La banca svizzera Ubs ha selezionato un paniere che raggruppa le azioni di aziende favorite dall’ Inflation Reduction Act, il maxi piano di investimenti dell’amministrazione Biden a supporto di settori come le rinnovabili, le auto elettriche e i semiconduttori. Anche se è improbabile che un Trump alla Casa Bianca smantelli interamente il programma, il paniere ha registrato un calo del 10% nell’ultimo mese. Viceversa la selezione dei titoli visti come beneficiari di un’affermazione dell’ex presidente ha registrato un rialzo.
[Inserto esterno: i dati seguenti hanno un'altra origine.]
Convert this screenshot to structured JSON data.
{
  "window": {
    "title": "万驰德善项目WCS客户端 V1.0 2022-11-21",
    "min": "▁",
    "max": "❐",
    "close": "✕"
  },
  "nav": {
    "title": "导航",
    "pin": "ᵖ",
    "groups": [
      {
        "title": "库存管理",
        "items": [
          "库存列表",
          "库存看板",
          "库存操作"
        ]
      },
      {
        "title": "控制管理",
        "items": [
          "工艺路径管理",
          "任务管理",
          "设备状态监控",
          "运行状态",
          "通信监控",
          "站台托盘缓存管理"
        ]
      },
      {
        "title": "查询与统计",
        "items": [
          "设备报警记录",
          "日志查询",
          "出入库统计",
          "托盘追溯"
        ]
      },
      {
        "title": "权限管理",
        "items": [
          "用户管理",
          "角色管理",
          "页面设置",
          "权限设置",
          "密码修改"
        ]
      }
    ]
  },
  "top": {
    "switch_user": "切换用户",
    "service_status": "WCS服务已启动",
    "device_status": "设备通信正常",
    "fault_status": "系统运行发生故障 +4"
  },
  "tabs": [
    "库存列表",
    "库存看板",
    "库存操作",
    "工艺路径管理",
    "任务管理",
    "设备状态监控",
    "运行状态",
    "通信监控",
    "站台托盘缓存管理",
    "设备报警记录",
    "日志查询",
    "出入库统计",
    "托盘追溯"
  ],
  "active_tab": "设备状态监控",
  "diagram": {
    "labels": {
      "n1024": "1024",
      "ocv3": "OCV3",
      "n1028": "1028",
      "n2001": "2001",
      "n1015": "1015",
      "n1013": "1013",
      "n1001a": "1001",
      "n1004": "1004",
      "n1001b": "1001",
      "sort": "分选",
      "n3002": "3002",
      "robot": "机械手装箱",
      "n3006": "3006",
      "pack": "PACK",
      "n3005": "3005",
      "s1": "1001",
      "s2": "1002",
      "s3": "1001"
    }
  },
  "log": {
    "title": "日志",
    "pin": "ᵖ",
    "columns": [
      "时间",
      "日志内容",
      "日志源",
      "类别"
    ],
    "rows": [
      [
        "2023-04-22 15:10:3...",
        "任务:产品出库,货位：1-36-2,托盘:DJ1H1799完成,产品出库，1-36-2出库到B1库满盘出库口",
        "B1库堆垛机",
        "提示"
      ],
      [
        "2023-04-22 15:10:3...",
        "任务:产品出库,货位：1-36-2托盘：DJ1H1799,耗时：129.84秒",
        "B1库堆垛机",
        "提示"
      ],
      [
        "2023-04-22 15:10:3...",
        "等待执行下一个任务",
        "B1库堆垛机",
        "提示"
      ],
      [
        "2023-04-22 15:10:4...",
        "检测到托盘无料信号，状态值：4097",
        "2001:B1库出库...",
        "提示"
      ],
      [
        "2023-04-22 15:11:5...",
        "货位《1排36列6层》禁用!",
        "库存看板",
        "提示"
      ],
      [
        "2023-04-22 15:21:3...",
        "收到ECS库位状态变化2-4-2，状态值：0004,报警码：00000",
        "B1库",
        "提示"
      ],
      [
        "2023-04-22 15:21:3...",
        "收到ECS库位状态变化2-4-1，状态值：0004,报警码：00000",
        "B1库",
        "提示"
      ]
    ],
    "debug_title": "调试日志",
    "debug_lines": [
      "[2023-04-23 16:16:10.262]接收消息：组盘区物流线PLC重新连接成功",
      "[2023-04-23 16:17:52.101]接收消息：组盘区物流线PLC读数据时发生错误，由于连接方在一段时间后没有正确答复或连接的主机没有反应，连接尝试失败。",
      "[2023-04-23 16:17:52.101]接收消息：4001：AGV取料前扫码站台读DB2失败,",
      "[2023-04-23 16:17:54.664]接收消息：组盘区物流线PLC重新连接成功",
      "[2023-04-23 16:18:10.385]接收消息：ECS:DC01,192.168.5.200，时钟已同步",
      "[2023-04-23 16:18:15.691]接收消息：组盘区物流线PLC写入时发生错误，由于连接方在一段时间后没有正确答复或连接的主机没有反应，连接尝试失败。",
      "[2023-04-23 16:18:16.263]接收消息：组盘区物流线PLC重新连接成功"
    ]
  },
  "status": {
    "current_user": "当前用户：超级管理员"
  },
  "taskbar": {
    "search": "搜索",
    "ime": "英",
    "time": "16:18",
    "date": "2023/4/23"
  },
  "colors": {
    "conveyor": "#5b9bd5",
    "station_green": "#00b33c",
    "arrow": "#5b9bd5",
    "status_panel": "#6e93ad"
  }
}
Tra le azioni che si ritiene sarebbero favorite da Trump ci sono quelle delle compagnie petrolifere (meno restrizioni ambientali) e delle armi. È vero che il candidato repubblicano ha promesso una rapida fine della guerra in Ucraina, tuttavia, viceversa, la situazione in Medio Oriente potrebbe peggiorare ed uno dei “pallini” di Trump è la richiesta agli alleati Nato di aumentare gli stanziamenti per la difesa, almeno fino al 2% del Pil. Tra le società beneficiate da una sua vittoria vengono quindi inclusi anche i costruttori di armi europei come la tedesca Rheinmetall o la francese Thales.

Quando Trump vinse nel 2016, tra i titoli che registrarono le migliori performance ci furono quelle delle società che gestiscono penitenziari privati, un business molto diffuso negli Stati Uniti con gruppi come Corecivic o Geo Group che vantano fatturati miliardari. L’andamento dei due titoli presenta una qualche relazione con le vicissitudini elettorali. Entrambi hanno registrato un forte calo a luglio, dopo il ritiro di un Biden in grave difficoltà. Poi un graduale recupero (in concomitanza con la progressione di Trump nei sondaggi). Nell’ultimo mese entrambe le azioni sono cresciute di oltre il 5%. Tuttavia va detto che negli ultimi giorni i titoli sono scesi, coerentemente con i segnali di una piccola ripresa di Harris.

Per quel che vale, l’andamento di queste azioni segue in modo piuttosto fedele la curva delle probabilità di vittoria di Trump elaborata da sondaggisti come Nate Silver (uno dei pochi che nel 2016 fece la corretta “chiamata” su Trump).

Altri titoli particolarmente sensibili egli esiti del voto sono quelli delle energie rinnovabili. Il colosso degli impianti eolici danese Vestas Wind, nell’ultimo mese è sceso in borsa del 3%, ma ha recuperato qualcosa nell’ultima settimana. Sono salite negli ultimi giorni anche i titoli Orsted, altro gruppo danese dell’energia verde. La portoghese Edpr, altro big delle rinnovabili, è in calo dell’11% nell’ultimo mese e in progresso dello 0,3% negli ultimi 5 giorni.

Quanto al comparto automobilistico, le decisioni sui dazi sono destinate ad avere un impatto significativo. Trump ha prospettato la possibilità di imporre dazi fino al 1000% per le vetture importate da Cina o Messico (dove si trovano molti stabilimenti dei big europei). Verranno invece certamente confermate le agevolazioni per le auto costruite all’interno degli Usa. Il gruppo tedesco Volkswagen sembra particolarmente esposto al rischio di tariffe commerciali visto che gestisce un gigantesco stabilimento in Messico. Così come il marchio Porsche che rifornisce il mercato Usa solo tramite importazioni. Viceversa Mercedes e Bmw hanno siti anche all’interno dei confini statunitensi.

In definitiva, una vittoria di Trump sembra già essere prezzata nelle quotazioni delle aziende potenzialmente più esposte. Al contrario, un’affermazione di Harris, potrebbe innescare recuperi più significativi nei titoli sinora più penalizzati. Infine, qualche indicazione si legge anche nelle valute. Dazi significano meno importazioni e quindi meno richiesta di valute dei paesi che esportano verso gli Usa. Il peso messicano è stato penalizzato e spinto sui minimi dell’anno. È arretrato anche lo yuan cinese. Anche in questi casi però con una significativa inversione di tendenza negli ultimi giorni, a testimonianza (anche) di un ritorno di attenzione su Kamala Harris.